While the emphasis in PD research has been on dopaminergic deficiency underlying motor dysfunction, there is a growing body of evidence that the caudal brainstem nuclei (e.g., dorsal motor nucleus of the glossopharyngeal and vagal nerves), anterior olfactory nucleus, and other nondopaminergic neurons might be affected long before the classic loss of dopaminergic neurons in the SN, based on accumulation of Lewy neurites detected by staining for α-synuclein (Braak et al., 2003, 2004; Braak and Del Tredici, 2008). According to the Braak staging, in presymptomatic stage 1, the Lewy neurite pathology remains confined to the medulla oblongata and olfactory bulb. In stage 2, it has spread to involve the pons. In stages 3 and 4, the SN and other nuclear grays of the midbrain and basal forebrain are the focus of initially subtle and then more pronounced changes, at which time the illness reaches its symptomatic phase. In end-stages 5 and 6, the pathologic process encroaches on the telencephalic cortex. A clinical-pathologic study of 129 brains in the UK Brain Bank, focusing on the late phase of PD, indicates that while it takes longer for young-onset patients to reach the end-stage of the disease, marked by more rapid physical and cognitive decline, this terminal stage is rather similar irrespective of age at onset (Kempster et al., 2010). This, according to the authors, supports “a staging system based on the rostral extent and severity of Lewy body pathology, although other pathologies may play a synergistic role in causing cognitive disability”, consistent with the Braak hypothesis.

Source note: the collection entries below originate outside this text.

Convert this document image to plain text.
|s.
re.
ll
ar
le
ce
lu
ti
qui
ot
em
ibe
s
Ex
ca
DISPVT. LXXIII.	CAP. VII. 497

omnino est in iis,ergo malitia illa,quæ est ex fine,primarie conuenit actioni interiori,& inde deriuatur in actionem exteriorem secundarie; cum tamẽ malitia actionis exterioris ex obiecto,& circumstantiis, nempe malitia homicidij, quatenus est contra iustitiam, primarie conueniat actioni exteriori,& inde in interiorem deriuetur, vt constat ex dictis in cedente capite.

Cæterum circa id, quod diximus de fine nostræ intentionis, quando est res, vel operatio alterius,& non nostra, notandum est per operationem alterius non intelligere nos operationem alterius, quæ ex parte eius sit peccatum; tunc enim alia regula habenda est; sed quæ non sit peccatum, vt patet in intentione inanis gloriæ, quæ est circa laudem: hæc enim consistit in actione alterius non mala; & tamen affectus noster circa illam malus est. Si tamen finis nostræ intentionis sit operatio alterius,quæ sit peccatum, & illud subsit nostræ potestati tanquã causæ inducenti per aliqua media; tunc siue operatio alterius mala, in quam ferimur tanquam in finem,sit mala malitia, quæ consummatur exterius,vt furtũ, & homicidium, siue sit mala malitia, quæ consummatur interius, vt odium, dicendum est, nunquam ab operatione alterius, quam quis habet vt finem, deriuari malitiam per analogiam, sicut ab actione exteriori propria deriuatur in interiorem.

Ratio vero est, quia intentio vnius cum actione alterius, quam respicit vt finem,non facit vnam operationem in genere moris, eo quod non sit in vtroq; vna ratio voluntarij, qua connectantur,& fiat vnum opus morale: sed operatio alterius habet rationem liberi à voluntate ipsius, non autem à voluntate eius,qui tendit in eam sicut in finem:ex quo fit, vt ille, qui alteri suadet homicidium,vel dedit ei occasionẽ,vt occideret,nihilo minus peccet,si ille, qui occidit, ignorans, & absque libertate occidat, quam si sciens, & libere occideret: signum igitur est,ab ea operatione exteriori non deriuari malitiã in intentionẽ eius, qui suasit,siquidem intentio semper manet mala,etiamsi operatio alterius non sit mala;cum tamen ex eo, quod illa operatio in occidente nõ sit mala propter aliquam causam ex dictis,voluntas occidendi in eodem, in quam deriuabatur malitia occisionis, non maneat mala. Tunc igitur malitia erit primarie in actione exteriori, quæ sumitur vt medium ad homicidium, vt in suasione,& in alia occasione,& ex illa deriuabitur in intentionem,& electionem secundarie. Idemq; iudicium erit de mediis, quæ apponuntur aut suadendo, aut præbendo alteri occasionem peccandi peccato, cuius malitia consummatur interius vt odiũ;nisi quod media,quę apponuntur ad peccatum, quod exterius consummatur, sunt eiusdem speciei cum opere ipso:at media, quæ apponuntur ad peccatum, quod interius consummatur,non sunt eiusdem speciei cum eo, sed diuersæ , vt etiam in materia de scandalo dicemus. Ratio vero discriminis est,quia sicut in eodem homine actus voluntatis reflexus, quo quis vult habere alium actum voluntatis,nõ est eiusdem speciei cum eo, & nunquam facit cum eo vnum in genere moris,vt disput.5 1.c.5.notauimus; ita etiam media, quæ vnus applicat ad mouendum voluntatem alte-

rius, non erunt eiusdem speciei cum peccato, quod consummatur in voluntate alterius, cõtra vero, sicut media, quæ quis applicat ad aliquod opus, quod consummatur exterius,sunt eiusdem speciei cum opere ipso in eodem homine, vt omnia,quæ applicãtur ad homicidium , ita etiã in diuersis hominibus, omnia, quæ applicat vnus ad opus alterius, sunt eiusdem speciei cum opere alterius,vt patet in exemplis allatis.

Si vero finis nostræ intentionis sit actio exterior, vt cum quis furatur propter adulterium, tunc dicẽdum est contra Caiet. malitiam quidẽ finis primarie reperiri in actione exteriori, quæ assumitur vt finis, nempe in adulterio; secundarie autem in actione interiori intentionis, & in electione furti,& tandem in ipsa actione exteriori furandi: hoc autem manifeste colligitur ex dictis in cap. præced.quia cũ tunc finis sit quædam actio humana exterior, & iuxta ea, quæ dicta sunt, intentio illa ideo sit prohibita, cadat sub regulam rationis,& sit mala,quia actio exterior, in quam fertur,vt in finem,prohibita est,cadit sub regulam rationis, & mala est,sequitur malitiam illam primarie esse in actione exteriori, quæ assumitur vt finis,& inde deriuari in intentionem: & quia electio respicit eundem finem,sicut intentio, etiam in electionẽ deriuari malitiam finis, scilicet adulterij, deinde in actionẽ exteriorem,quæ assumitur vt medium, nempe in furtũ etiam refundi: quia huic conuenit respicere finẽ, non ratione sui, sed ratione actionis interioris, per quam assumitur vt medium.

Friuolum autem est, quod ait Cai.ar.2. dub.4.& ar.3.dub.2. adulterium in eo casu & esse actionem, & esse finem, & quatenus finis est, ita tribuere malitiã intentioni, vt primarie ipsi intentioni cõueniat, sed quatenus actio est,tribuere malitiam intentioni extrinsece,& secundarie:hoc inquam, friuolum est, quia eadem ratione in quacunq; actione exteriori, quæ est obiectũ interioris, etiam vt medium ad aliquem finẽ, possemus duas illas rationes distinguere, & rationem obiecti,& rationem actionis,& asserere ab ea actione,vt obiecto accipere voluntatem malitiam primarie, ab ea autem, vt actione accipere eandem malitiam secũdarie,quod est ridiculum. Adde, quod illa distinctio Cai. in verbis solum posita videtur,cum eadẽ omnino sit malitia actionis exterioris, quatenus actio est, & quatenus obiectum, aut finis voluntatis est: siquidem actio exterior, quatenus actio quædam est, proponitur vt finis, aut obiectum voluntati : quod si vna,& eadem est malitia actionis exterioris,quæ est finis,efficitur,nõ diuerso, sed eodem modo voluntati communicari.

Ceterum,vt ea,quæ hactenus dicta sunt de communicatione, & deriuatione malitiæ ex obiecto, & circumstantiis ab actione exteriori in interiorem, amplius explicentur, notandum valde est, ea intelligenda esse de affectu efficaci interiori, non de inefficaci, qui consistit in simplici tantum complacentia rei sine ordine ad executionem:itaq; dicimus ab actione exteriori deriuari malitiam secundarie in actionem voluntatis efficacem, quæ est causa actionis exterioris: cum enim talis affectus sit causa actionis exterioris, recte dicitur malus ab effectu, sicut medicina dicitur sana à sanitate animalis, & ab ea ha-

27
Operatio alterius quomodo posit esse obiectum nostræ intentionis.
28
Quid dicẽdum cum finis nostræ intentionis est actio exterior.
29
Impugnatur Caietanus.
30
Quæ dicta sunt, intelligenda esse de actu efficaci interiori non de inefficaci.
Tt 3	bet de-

The Braak staging, however, has been challenged for several reasons, including lack of cell counts to correlate with the described synuclein pathology and no observed asymmetry in the pathologic findings that would correlate with the well-recognized asymmetry of clinical findings. In addition, there is controversy as to the classification of dementia with Lewy bodies; Braak viewed it as part of stage 6, but others suggest that it is a separate entity, since these patients often have behavioral and psychiatric problems before the onset of motor or other signs of PD. This staging proposal, however, has been challenged as there are no cell counts to correlate with the described synuclein pathology, no immunohistochemistry to identify neuronal types, no observed asymmetry in the pathologic findings that would correlate with the well-recognized asymmetry of clinical findings, bulbar symptoms are late not early features of PD despite the suggested early involvement of the dorsal motor nucleus of the vagal nerve, exclusion of cases of dementia with Lewy bodies, the idiopathic Lewy body cases were preselected for the presence of α-synuclein deposition, cases with well-documented α-synuclein inclusions at higher levels in the neuraxis without involvement of caudal brainstem have been reported, the pathologic examination did not include the spinal cord and peripheral autonomic nervous system, and brain synucleinopathy consistent with Braak stages 4 and 6 has been found in individuals without any neurologic signs (Burke et al., 2008).